Jean-Yves Thibaudet plays Satie’s Gymnopédies

Slanting and shadow-cutting a flickering eddy

Trickled in gusts of gold on the shiny flagstone

Where the atoms of amber in the fire mirroring themselves

Mingled their sarabande with the gymnopaedia

From “The Ancients”, J.P. Contamine de Latour’s poem that inspired The Gymnopédies.

A couple of years ago, I was having dinner with Jean-Yves Thibaudet and I was trying to avoid the usual, tired all questions that people probably ask someone like him all the time. And yet, I had to ask, of all the composers he regularly played, to whom did he feel the most emotionally connected? Without hesitation, without pause, he said Satie. I was somewhat surprised because it is true that he is best known for his interpretations of Satie but he is also known for his on stage histrionics (Vivienne Westwood designs all the suits he wears during performances, for instance and she is not exactly the epitome of restrain or mellow aesthetics).

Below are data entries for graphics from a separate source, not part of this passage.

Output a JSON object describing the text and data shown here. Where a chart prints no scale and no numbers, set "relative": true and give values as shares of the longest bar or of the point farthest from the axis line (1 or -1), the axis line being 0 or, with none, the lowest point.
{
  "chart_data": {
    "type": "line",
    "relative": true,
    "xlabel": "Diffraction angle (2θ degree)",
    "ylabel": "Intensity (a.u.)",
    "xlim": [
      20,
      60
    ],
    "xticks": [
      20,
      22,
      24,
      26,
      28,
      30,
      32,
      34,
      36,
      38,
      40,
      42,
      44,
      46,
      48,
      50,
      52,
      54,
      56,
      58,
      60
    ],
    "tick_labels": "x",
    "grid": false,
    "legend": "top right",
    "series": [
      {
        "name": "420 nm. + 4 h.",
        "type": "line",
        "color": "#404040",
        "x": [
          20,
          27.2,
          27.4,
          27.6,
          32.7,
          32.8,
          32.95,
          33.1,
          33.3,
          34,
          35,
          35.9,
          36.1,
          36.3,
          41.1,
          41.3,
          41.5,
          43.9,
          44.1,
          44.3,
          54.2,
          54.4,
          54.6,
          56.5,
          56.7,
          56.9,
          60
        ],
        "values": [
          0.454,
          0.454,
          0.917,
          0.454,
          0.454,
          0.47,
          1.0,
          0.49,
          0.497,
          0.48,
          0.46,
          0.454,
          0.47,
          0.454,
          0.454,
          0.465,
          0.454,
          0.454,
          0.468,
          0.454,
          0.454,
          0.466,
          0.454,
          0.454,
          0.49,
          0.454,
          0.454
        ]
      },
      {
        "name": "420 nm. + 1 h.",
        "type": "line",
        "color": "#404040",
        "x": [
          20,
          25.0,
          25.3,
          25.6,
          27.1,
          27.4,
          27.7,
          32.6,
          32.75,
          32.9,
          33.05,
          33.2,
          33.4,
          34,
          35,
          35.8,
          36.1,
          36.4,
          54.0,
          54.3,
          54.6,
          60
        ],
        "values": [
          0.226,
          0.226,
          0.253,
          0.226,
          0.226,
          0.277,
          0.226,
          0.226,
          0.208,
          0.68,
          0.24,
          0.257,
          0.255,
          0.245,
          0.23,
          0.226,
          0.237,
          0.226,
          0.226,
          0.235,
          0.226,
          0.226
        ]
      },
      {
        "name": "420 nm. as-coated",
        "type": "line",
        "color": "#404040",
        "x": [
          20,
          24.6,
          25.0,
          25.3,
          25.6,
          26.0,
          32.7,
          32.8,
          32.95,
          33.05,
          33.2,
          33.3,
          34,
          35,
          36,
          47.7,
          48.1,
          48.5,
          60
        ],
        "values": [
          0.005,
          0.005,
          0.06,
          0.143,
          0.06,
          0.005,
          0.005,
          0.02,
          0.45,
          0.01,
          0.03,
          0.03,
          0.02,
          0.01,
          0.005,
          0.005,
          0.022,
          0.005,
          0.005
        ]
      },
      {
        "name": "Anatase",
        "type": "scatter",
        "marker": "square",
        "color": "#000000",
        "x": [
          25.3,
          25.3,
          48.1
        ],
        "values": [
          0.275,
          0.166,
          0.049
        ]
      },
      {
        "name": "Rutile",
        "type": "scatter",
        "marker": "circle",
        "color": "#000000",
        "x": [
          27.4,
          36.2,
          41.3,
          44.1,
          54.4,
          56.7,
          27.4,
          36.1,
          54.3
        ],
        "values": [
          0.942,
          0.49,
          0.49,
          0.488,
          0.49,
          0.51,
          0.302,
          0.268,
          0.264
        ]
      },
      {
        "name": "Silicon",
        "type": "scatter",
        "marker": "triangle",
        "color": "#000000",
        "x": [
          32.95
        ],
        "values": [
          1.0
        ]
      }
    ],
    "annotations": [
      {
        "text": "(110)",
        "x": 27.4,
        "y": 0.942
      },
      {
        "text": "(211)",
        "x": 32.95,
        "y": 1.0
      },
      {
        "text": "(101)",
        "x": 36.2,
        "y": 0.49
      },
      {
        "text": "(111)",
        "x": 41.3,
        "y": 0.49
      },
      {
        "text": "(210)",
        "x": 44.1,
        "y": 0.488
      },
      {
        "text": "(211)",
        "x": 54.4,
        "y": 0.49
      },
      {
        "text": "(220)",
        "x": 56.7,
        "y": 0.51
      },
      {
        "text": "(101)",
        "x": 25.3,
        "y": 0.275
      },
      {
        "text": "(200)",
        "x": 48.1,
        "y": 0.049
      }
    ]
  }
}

I’ve been listening to him play Satie practically all morning. This music is such a great soundtrack for my moments of ennui. And I don’t mean ennui in the sense of boredom (I am rarely, if ever, bored) but more in the sense of a languid melancholy. A kind of undefinable state where I remember the times gone by, the people I encountered, the home at the other side of the world that I once left behind, my family, friends I no longer know, the choices I made and the ones that were made for me, the animals I once cared for but who have long left this earth, the food that my grandmas cooked. The stuff that made me who I am, bundle of emotions and words and memories. And I cried a little, wishing I could hug 15 year old me and tell myself that things might not turn as planned (they rarely ever do), and yet, it is still worth trying, if anything, for the sheer pleasure of listening to Gymnopedie Nr. 3.